Regarding the "polar" station of the great luminary early astronomers identified as Saturn:
I gave the benefit of the doubt to the north celestial pole, while emphasizing over the years that ancient language itself does not permit you to distinguish between north, south, east or west in translations of early texts. The language of modern geographic directions came relatively late. The original language arose from COSMOGRAPHY, based primarily on relative positions of celestial bodies and the unique formations around them in the celestial theater. Right and left, above and below (supplemented by "extreme below," which I'll have to explain), upper and lower, front and back, base and summit, center (axis, axle) and boundary, inside and outside, etc. Eventually these words describing relative positions were applied to the sacred directions of kingdom on earth, which quickly confused the picture. Geographically, "up" and "down" do not have the same references in Egypt and Mesopotamia, for example, despite the fact that the original directional language of the two cultures is surprisingly consistent.

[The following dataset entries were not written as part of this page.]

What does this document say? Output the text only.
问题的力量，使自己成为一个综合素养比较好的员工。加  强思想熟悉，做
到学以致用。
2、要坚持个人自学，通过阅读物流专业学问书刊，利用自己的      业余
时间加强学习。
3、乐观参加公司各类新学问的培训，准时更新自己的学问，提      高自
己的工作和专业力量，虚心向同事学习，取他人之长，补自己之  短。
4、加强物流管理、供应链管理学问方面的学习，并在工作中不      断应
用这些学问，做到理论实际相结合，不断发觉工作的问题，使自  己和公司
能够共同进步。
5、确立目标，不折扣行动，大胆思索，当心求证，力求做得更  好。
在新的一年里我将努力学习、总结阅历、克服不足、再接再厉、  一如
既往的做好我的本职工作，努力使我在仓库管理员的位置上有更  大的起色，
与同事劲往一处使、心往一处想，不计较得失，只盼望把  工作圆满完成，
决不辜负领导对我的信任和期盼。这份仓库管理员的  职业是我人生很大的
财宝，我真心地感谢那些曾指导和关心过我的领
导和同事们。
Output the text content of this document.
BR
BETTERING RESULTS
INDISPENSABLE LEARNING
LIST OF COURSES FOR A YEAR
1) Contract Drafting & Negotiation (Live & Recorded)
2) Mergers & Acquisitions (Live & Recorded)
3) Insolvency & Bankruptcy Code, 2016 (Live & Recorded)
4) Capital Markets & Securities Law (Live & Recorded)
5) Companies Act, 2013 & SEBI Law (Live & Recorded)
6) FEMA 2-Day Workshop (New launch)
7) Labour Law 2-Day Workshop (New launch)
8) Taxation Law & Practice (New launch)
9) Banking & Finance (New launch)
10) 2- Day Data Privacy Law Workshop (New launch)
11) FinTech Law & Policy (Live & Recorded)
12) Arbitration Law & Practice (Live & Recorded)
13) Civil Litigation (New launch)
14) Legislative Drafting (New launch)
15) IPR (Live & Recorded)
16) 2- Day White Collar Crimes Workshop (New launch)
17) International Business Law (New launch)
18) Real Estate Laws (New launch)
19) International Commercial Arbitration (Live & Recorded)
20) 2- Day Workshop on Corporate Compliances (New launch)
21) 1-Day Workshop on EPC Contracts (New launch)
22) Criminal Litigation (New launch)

One reason the Pyramid Texts now appear to be largely gibberish is the habit of translators in using familiar geographic interpretations rather than the original, more literal meanings of words. "Left, " the region of celestial "growing bright" in the daily cycle, will be translated as east, and the literal "growing bright" of the primeval sun will be translated as rising; and the literal mountain of fire and light, reaching upward to the center of heaven, will be translated as horizon.
And there you have it. "Ra rises in the eastern horizon." The translation is simple and obvious, except for the fact that it can only lead to contradictions and cannot be correct.
So where did the formations being documented by Anthony Peratt originate? It may surprise those who've begun to follow Peratt's independent investigation to know that when I first forwarded to him a set of images including the now-famous "chain of arrows," "backbone of the sky (ladder of heaven)," and "eye mask," I stated in no uncertain terms that these formations were seen in the south. They all belong to a phase (phases, really) that I called "displacement" or "wandering."
Therefore, the issue as to where the station of the original polar sun might have been can remain open. When Manilius said of Saturn that the god was "thrown down to the opposite end of the world axis," it could be that he left a telling clue as to the god's original location.